Two Georgia Election Workers Sue Far-Right Website for Defamation

Gateway Pundit publisher Jim Hoft listens as U.S. President Donald Trump speaks during a “social media summit” meeting with prominent conservative social media figures in the East Room of the White House in Washington, U.S., July 11, 2019. REUTERS/Carlos Barria

A Georgia mother and daughter who processed ballots in Atlanta for the 2020 presidential election are suing The Gateway Pundit, a right-wing conspiracy theory website, for falsely claiming they manipulated ballots.

According to the complaint filed in the circuit court for St. Louis City, Missouri, by Ruby Freeman and Wandrea “Shay” Moss, the website published dozens of false stories about them, calling them “crooked Democrats” and claiming that they “pulled out suitcases full of ballots and began counting those ballots without election monitors in the room.”

The false claims were amplified and repeated by former president Donald Trump and some of his supporters, including Rudy Guiliani, until as recently as last month. Investigations by the Georgia secretary of state’s office as early as last January found that Moss and Freeman had done nothing wrong and had legally counted the ballots. 

“The lies about Ms. Freeman and Ms. Moss have not only devastated their personal and professional reputations but instigated a deluge of intimidation, harassment, and threats that has forced them to change their phone numbers, delete their online accounts, and fear for their physical safety,” reads the complaint.  Freeman was advised by the FBI to leave her home, and says she didn’t return for two months.

The St. Louis, Missouri-based Gateway Pundit is published by twin brothers, James and Joseph Hoft, and is known for spreading falsehoods about such topics as election results, the coronavirus pandemic,and vaccinations.
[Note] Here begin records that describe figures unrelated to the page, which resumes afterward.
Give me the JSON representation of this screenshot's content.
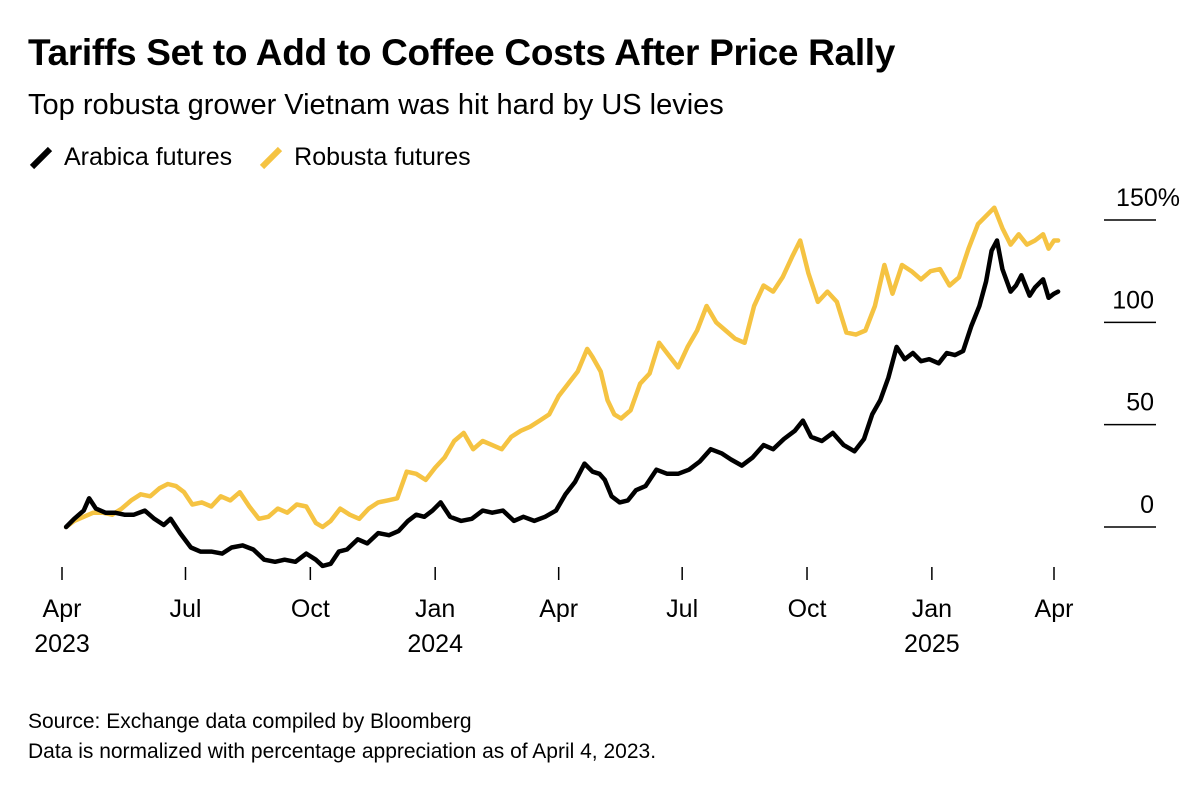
{
  "header": {
    "title": "Tariffs Set to Add to Coffee Costs After Price Rally",
    "subtitle": "Top robusta grower Vietnam was hit hard by US levies"
  },
  "footer": {
    "source": "Source: Exchange data compiled by Bloomberg",
    "note": "Data is normalized with percentage appreciation as of April 4, 2023."
  },
  "colors": {
    "arabica": "#000000",
    "robusta": "#f5c342"
  },
  "chart_data": {
    "type": "line",
    "title": "Tariffs Set to Add to Coffee Costs After Price Rally",
    "subtitle": "Top robusta grower Vietnam was hit hard by US levies",
    "xlabel": "",
    "ylabel": "",
    "x_range": [
      "2023-04-01",
      "2025-04-15"
    ],
    "ylim": [
      -20,
      160
    ],
    "y_ticks": [
      {
        "value": 0,
        "label": "0"
      },
      {
        "value": 50,
        "label": "50"
      },
      {
        "value": 100,
        "label": "100"
      },
      {
        "value": 150,
        "label": "150%"
      }
    ],
    "x_ticks": [
      {
        "date": "2023-04-01",
        "label": "Apr",
        "year": "2023"
      },
      {
        "date": "2023-07-01",
        "label": "Jul",
        "year": ""
      },
      {
        "date": "2023-10-01",
        "label": "Oct",
        "year": ""
      },
      {
        "date": "2024-01-01",
        "label": "Jan",
        "year": "2024"
      },
      {
        "date": "2024-04-01",
        "label": "Apr",
        "year": ""
      },
      {
        "date": "2024-07-01",
        "label": "Jul",
        "year": ""
      },
      {
        "date": "2024-10-01",
        "label": "Oct",
        "year": ""
      },
      {
        "date": "2025-01-01",
        "label": "Jan",
        "year": "2025"
      },
      {
        "date": "2025-04-01",
        "label": "Apr",
        "year": ""
      }
    ],
    "grid": false,
    "legend_position": "top-left",
    "series": [
      {
        "name": "Arabica futures",
        "color": "#000000",
        "points": [
          [
            "2023-04-04",
            0
          ],
          [
            "2023-04-10",
            4
          ],
          [
            "2023-04-17",
            8
          ],
          [
            "2023-04-21",
            14
          ],
          [
            "2023-04-26",
            9
          ],
          [
            "2023-05-03",
            7
          ],
          [
            "2023-05-10",
            7
          ],
          [
            "2023-05-17",
            6
          ],
          [
            "2023-05-24",
            6
          ],
          [
            "2023-06-01",
            8
          ],
          [
            "2023-06-08",
            4
          ],
          [
            "2023-06-15",
            1
          ],
          [
            "2023-06-20",
            4
          ],
          [
            "2023-06-27",
            -3
          ],
          [
            "2023-07-05",
            -10
          ],
          [
            "2023-07-12",
            -12
          ],
          [
            "2023-07-20",
            -12
          ],
          [
            "2023-07-28",
            -13
          ],
          [
            "2023-08-04",
            -10
          ],
          [
            "2023-08-12",
            -9
          ],
          [
            "2023-08-20",
            -11
          ],
          [
            "2023-08-28",
            -16
          ],
          [
            "2023-09-05",
            -17
          ],
          [
            "2023-09-12",
            -16
          ],
          [
            "2023-09-20",
            -17
          ],
          [
            "2023-09-28",
            -13
          ],
          [
            "2023-10-05",
            -16
          ],
          [
            "2023-10-10",
            -19
          ],
          [
            "2023-10-16",
            -18
          ],
          [
            "2023-10-22",
            -12
          ],
          [
            "2023-10-28",
            -11
          ],
          [
            "2023-11-05",
            -6
          ],
          [
            "2023-11-12",
            -8
          ],
          [
            "2023-11-20",
            -3
          ],
          [
            "2023-11-28",
            -4
          ],
          [
            "2023-12-05",
            -2
          ],
          [
            "2023-12-12",
            3
          ],
          [
            "2023-12-18",
            6
          ],
          [
            "2023-12-24",
            5
          ],
          [
            "2023-12-30",
            8
          ],
          [
            "2024-01-05",
            12
          ],
          [
            "2024-01-12",
            5
          ],
          [
            "2024-01-20",
            3
          ],
          [
            "2024-01-28",
            4
          ],
          [
            "2024-02-05",
            8
          ],
          [
            "2024-02-12",
            7
          ],
          [
            "2024-02-20",
            8
          ],
          [
            "2024-02-28",
            3
          ],
          [
            "2024-03-06",
            5
          ],
          [
            "2024-03-14",
            3
          ],
          [
            "2024-03-22",
            5
          ],
          [
            "2024-03-30",
            8
          ],
          [
            "2024-04-06",
            16
          ],
          [
            "2024-04-13",
            22
          ],
          [
            "2024-04-20",
            31
          ],
          [
            "2024-04-26",
            27
          ],
          [
            "2024-05-01",
            26
          ],
          [
            "2024-05-05",
            23
          ],
          [
            "2024-05-10",
            15
          ],
          [
            "2024-05-16",
            12
          ],
          [
            "2024-05-22",
            13
          ],
          [
            "2024-05-28",
            18
          ],
          [
            "2024-06-04",
            20
          ],
          [
            "2024-06-12",
            28
          ],
          [
            "2024-06-20",
            26
          ],
          [
            "2024-06-28",
            26
          ],
          [
            "2024-07-06",
            28
          ],
          [
            "2024-07-14",
            32
          ],
          [
            "2024-07-22",
            38
          ],
          [
            "2024-07-30",
            36
          ],
          [
            "2024-08-06",
            33
          ],
          [
            "2024-08-14",
            30
          ],
          [
            "2024-08-22",
            34
          ],
          [
            "2024-08-30",
            40
          ],
          [
            "2024-09-06",
            38
          ],
          [
            "2024-09-14",
            43
          ],
          [
            "2024-09-22",
            47
          ],
          [
            "2024-09-28",
            52
          ],
          [
            "2024-10-04",
            44
          ],
          [
            "2024-10-12",
            42
          ],
          [
            "2024-10-20",
            46
          ],
          [
            "2024-10-28",
            40
          ],
          [
            "2024-11-05",
            37
          ],
          [
            "2024-11-12",
            43
          ],
          [
            "2024-11-18",
            55
          ],
          [
            "2024-11-24",
            62
          ],
          [
            "2024-11-30",
            73
          ],
          [
            "2024-12-06",
            88
          ],
          [
            "2024-12-12",
            82
          ],
          [
            "2024-12-18",
            85
          ],
          [
            "2024-12-24",
            81
          ],
          [
            "2024-12-30",
            82
          ],
          [
            "2025-01-06",
            80
          ],
          [
            "2025-01-12",
            85
          ],
          [
            "2025-01-18",
            84
          ],
          [
            "2025-01-24",
            86
          ],
          [
            "2025-01-30",
            98
          ],
          [
            "2025-02-05",
            108
          ],
          [
            "2025-02-10",
            120
          ],
          [
            "2025-02-14",
            135
          ],
          [
            "2025-02-18",
            140
          ],
          [
            "2025-02-22",
            126
          ],
          [
            "2025-02-28",
            115
          ],
          [
            "2025-03-04",
            118
          ],
          [
            "2025-03-08",
            123
          ],
          [
            "2025-03-14",
            113
          ],
          [
            "2025-03-18",
            117
          ],
          [
            "2025-03-24",
            121
          ],
          [
            "2025-03-28",
            112
          ],
          [
            "2025-04-01",
            114
          ],
          [
            "2025-04-04",
            115
          ]
        ]
      },
      {
        "name": "Robusta futures",
        "color": "#f5c342",
        "points": [
          [
            "2023-04-04",
            0
          ],
          [
            "2023-04-10",
            3
          ],
          [
            "2023-04-17",
            5
          ],
          [
            "2023-04-24",
            7
          ],
          [
            "2023-05-01",
            7
          ],
          [
            "2023-05-08",
            6
          ],
          [
            "2023-05-15",
            9
          ],
          [
            "2023-05-22",
            13
          ],
          [
            "2023-05-29",
            16
          ],
          [
            "2023-06-05",
            15
          ],
          [
            "2023-06-12",
            19
          ],
          [
            "2023-06-18",
            21
          ],
          [
            "2023-06-24",
            20
          ],
          [
            "2023-06-30",
            17
          ],
          [
            "2023-07-06",
            11
          ],
          [
            "2023-07-13",
            12
          ],
          [
            "2023-07-20",
            10
          ],
          [
            "2023-07-27",
            15
          ],
          [
            "2023-08-03",
            13
          ],
          [
            "2023-08-10",
            17
          ],
          [
            "2023-08-17",
            10
          ],
          [
            "2023-08-24",
            4
          ],
          [
            "2023-08-31",
            5
          ],
          [
            "2023-09-07",
            9
          ],
          [
            "2023-09-14",
            7
          ],
          [
            "2023-09-21",
            11
          ],
          [
            "2023-09-28",
            10
          ],
          [
            "2023-10-05",
            2
          ],
          [
            "2023-10-10",
            0
          ],
          [
            "2023-10-16",
            3
          ],
          [
            "2023-10-23",
            9
          ],
          [
            "2023-10-30",
            6
          ],
          [
            "2023-11-06",
            4
          ],
          [
            "2023-11-13",
            9
          ],
          [
            "2023-11-20",
            12
          ],
          [
            "2023-11-27",
            13
          ],
          [
            "2023-12-04",
            14
          ],
          [
            "2023-12-11",
            27
          ],
          [
            "2023-12-18",
            26
          ],
          [
            "2023-12-25",
            23
          ],
          [
            "2024-01-01",
            29
          ],
          [
            "2024-01-08",
            34
          ],
          [
            "2024-01-15",
            42
          ],
          [
            "2024-01-22",
            46
          ],
          [
            "2024-01-29",
            38
          ],
          [
            "2024-02-05",
            42
          ],
          [
            "2024-02-12",
            40
          ],
          [
            "2024-02-19",
            38
          ],
          [
            "2024-02-26",
            44
          ],
          [
            "2024-03-04",
            47
          ],
          [
            "2024-03-11",
            49
          ],
          [
            "2024-03-18",
            52
          ],
          [
            "2024-03-25",
            55
          ],
          [
            "2024-04-01",
            64
          ],
          [
            "2024-04-08",
            70
          ],
          [
            "2024-04-15",
            76
          ],
          [
            "2024-04-22",
            87
          ],
          [
            "2024-04-26",
            83
          ],
          [
            "2024-05-02",
            76
          ],
          [
            "2024-05-07",
            62
          ],
          [
            "2024-05-12",
            55
          ],
          [
            "2024-05-17",
            53
          ],
          [
            "2024-05-24",
            57
          ],
          [
            "2024-05-31",
            70
          ],
          [
            "2024-06-07",
            75
          ],
          [
            "2024-06-14",
            90
          ],
          [
            "2024-06-21",
            84
          ],
          [
            "2024-06-28",
            78
          ],
          [
            "2024-07-05",
            88
          ],
          [
            "2024-07-12",
            96
          ],
          [
            "2024-07-19",
            108
          ],
          [
            "2024-07-26",
            100
          ],
          [
            "2024-08-02",
            96
          ],
          [
            "2024-08-09",
            92
          ],
          [
            "2024-08-16",
            90
          ],
          [
            "2024-08-23",
            108
          ],
          [
            "2024-08-30",
            118
          ],
          [
            "2024-09-06",
            115
          ],
          [
            "2024-09-13",
            122
          ],
          [
            "2024-09-20",
            132
          ],
          [
            "2024-09-26",
            140
          ],
          [
            "2024-10-02",
            124
          ],
          [
            "2024-10-09",
            110
          ],
          [
            "2024-10-16",
            115
          ],
          [
            "2024-10-23",
            110
          ],
          [
            "2024-10-30",
            95
          ],
          [
            "2024-11-06",
            94
          ],
          [
            "2024-11-13",
            96
          ],
          [
            "2024-11-20",
            108
          ],
          [
            "2024-11-27",
            128
          ],
          [
            "2024-12-03",
            114
          ],
          [
            "2024-12-10",
            128
          ],
          [
            "2024-12-17",
            125
          ],
          [
            "2024-12-24",
            121
          ],
          [
            "2024-12-31",
            125
          ],
          [
            "2025-01-07",
            126
          ],
          [
            "2025-01-14",
            118
          ],
          [
            "2025-01-21",
            122
          ],
          [
            "2025-01-28",
            136
          ],
          [
            "2025-02-04",
            148
          ],
          [
            "2025-02-10",
            152
          ],
          [
            "2025-02-16",
            156
          ],
          [
            "2025-02-22",
            146
          ],
          [
            "2025-02-28",
            138
          ],
          [
            "2025-03-06",
            143
          ],
          [
            "2025-03-12",
            138
          ],
          [
            "2025-03-18",
            140
          ],
          [
            "2025-03-24",
            143
          ],
          [
            "2025-03-28",
            136
          ],
          [
            "2025-04-01",
            140
          ],
          [
            "2025-04-04",
            140
          ]
        ]
      }
    ]
  }
}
In February, Twitter shutdown the Gateway Pundit account for violating its rules about posting misleading information on election outcomes.

The women are being represented by Protect Democracy; the law firms DuBose Miller, Dowd Bennett and Kastorf Law; and the Yale Law School Media Freedom and Information Access Clinic. Moss and Freeman are seeking compensatory and punitive damages to be determined by a trial jury.